The Senate Judiciary Committee held an open hearing on Tuesday on Section 702, a legal provision of the FISA Amendments Act (FAA) allowing warrantless acquisition of the communications of foreigners outside the U.S. The hearing marked the first formal review by the Senate of potential changes needed to Section 702 of the law, which is set to expire in December 2017.
In the lead-up to legislative reauthorization efforts, there is a growing demand for the release of information on the surveillance programs carried out under Section 702 of the FAA. Last December, OpenTheGovernment.org joined the Brennan Center for Justice and 30 other privacy, civil liberties, and openness groups in calling on Director of National Intelligence James Clapper to provide the public with more information on how Section 702 programs affect Americans and other U.S. residents. The information requested includes: a public estimate of the number of communications or transactions involving American citizens and residents are subject to Section 702 surveillance on a yearly basis; the number of times yearly the FBI uses a U.S. person identifier to query a database that holds this data, and the number of times the queries yield data; and the policies concerning notification of individuals that information “derived from” Section 702 surveillance will be used in judicial or administrative proceedings.
Tuesday’s hearings emphasized that importance of disclosing this information in order to enhance public debate, allow for greater Congressional oversight, and ensure independent judicial review of fundamental First Amendment and Fourth Amendment issues and policy questions. During the hearing, Senator Leahy emphasized that, despite concerns about Americans’ communications being swept up under the Section 702 programs, we still do not know how much of our data is collected under this authority:
“I understand the Intelligence Community is finally developing a methodology to estimate that figure. That effort is long overdue, and it will be critical as we consider the reauthorization of this law. It is all the more significant because both intelligence and law enforcement agencies search this data for information about Americans – without individualized judicial approval. Recent data released by the Director of National Intelligence suggests that the number of these warrantless, ‘back-door’ searches of 702 databases has doubled since 2013. These ‘back-door’ searches raise serious constitutional questions, particularly since the FBI can use them to investigate crimes having nothing to do with national security” (see Senator Leahy’s statement here).

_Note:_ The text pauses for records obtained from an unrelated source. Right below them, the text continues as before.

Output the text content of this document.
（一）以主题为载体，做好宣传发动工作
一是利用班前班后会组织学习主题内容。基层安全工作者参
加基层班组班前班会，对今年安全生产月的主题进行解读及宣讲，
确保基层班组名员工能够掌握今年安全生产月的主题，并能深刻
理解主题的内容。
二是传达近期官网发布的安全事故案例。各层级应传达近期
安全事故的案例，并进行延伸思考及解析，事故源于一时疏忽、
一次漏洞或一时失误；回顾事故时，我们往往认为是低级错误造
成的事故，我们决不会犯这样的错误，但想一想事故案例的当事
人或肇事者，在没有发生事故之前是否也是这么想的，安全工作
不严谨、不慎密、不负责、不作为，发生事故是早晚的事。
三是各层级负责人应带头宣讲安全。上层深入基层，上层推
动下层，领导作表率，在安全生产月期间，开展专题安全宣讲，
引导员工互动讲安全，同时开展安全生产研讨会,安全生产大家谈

The FBI is currently allowed to query part of the Section 702 database using U.S. person identifiers, with the express goal of retrieving and analyzing Americans’ communications. Elizabeth Goitein, Co-Director of the Brennan Center for Justice’s Liberty and National Security Program, provided testimony during the hearing, drawing attention to the privacy concerns associated with the FBI’s warrantless queries of Americans’ communications collected under Section 702. Ms. Goitein pointed out that “even though the FBI would be required to obtain a warrant in order to access Americans’ communications absent a significant foreign intelligence purpose, the FBI may search the Section 702 data for Americans’ communications to use in criminal proceedings having no foreign intelligence dimensions whatsoever” (see Ms. Goitein’s written statement here).
David Medine, current Chairman of the Privacy and Civil Liberties Oversight Board, also provided testimony that highlighted the need for additional oversight and reform of surveillance under Section 702, and several Senators emphasized the need to improve the transparency surrounding these surveillance programs. In his closing remarks, Senator Franken commented:
“When the public lacks even a rough sense of the scope of the government’s surveillance program, they have no way of knowing if the government is striking the right balance, whether we are safeguarding our national security without trampling on our citizens’ fundamental privacy rights. But the public can’t know if we succeed in striking that balance if they don’t even have the most basic information about our major surveillance programs.”